“Me!” Dion mockingly jested, hand flying to his chest in a dramatic show of shock — like he was surprised he himself was here, the gesture ending on a bow that came equipped with a wink. “How you doin’ old man?” The ex-god chirped, keeping a disdainful eye on the ale his brother drank. It looked like swamp water. Probably tasted like it too.
“I came over here to save you from yourself, you goddamn animal.” Dion made a face that could only be labeled as empathetic disgust and slowly inched his hand towards the beer that sat as an insult on his counter. Hephaestus should know better than to order a barley made beverage in the house of grapes! “Lemme jus— “ the bottle was snatched away from his slow-moving grasp. “Hey, I was just trying to help.”
Head cocked sideways, eyes squinting like none of this had anything to do with the beer, Dion studied his brother, from the fine wrinkles caused by stress down to the blackened tips of fingers, dirty from the forge? “You’re usually an imposing sight Heps, but this? It’s lookin’ a little— ” pathetic. “Talk to me, let me be your bar-side therapist.”
Eyeing the man with faint amusement, the corners of his lips curving upward at that brief display of dramatic surprise, Hephaestus offered a lazy shrug in return, one shoulder lifting in some semblance of nonchalance as he straightened with a groan of discontent - what he wouldn’t give for a good night’s rest. “I’m good ... could be better; but I have to admit, your little show right there killed the woe.” His brother had always possessed a flair for the dramatics, so much so that at times it had been difficult to discern if he was being serious or not. A serious Dionysus was a strange sight, indeed, but not so strange that he found the whole situation impossible.

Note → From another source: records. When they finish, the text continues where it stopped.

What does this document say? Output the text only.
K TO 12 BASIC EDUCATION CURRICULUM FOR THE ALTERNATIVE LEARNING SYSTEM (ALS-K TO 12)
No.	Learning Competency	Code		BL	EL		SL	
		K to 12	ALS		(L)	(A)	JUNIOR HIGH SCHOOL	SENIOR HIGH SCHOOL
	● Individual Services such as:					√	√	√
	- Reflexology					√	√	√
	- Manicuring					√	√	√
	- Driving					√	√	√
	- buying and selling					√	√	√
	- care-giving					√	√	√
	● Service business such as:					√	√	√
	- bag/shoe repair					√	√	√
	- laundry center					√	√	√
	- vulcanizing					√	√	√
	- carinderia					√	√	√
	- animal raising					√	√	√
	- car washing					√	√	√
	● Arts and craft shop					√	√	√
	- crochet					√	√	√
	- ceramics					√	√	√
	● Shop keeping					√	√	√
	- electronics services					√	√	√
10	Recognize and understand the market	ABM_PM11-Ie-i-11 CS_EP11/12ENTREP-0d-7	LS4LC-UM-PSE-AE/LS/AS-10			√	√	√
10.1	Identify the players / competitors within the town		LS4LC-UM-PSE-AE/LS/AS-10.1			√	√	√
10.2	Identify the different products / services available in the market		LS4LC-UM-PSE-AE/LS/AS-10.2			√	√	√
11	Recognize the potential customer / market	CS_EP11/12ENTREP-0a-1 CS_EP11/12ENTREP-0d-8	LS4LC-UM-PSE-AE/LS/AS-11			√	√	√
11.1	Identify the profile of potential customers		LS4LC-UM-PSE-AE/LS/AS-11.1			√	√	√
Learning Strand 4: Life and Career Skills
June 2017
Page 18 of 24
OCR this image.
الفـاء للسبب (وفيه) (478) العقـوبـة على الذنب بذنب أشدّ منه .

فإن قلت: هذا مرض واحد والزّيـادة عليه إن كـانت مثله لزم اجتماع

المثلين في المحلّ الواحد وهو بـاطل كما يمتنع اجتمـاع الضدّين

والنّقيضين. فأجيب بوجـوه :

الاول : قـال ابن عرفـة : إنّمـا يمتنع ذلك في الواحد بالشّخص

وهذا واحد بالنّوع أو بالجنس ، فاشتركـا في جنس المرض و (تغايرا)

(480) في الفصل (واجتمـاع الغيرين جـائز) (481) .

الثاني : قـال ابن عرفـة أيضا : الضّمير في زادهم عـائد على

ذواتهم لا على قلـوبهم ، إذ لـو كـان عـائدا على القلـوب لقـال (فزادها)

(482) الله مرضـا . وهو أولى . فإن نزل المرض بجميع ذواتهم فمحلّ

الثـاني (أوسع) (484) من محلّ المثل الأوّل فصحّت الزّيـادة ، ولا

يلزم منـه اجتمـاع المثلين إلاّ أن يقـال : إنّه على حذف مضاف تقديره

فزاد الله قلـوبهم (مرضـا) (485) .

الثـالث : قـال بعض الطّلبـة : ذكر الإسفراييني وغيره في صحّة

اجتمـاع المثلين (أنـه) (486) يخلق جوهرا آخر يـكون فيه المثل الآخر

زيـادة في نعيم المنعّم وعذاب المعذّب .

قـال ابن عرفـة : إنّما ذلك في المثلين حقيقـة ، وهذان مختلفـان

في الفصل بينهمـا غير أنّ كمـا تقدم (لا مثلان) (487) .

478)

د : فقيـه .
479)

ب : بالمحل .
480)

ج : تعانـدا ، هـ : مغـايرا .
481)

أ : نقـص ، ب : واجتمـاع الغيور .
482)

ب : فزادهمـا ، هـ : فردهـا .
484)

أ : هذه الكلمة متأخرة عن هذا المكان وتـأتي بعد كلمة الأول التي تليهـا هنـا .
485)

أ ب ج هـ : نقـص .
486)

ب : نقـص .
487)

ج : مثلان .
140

“Save me from myself? I ain’t no damsel in distress, Dion.” The blacksmith scoffed, fingers tightening around the very bottle Dionysus had sneakily ( but slowly, too damn slow for the drunken eye to catch until it was too late ) attempted to take from him - but he’d refused his gesture of aid, choosing instead to guzzle down beer like there was no tomorrow ... until the bottle was empty and there were no more barley-made beverages to save him from. “See? All gone, just like magic.” Yeah, if magic came equipped with greedy suction cups people liked to call lips.
Wiping his mouth on the back of his hand, Hephaestus cast the other male a smug, bleary-eyed look, taking pride in the fact that he’d out-paced Dionysus. You had to be quicker than that if you wanted to catch the big fish. “Am I usually imposing? Huh - that’s kind of ironic when even small children take one look at me and laugh. Laugh. Like I’m some damn mascot at a party.” Maybe he just had one of those faces - a horrendously painted clown face, only good for a few laughs and nothing more. “Nah. I’m fine. Save your bar-side therapist skills for someone who actually needs them. I’m just having one of those days, I guess.” Didn’t everyone?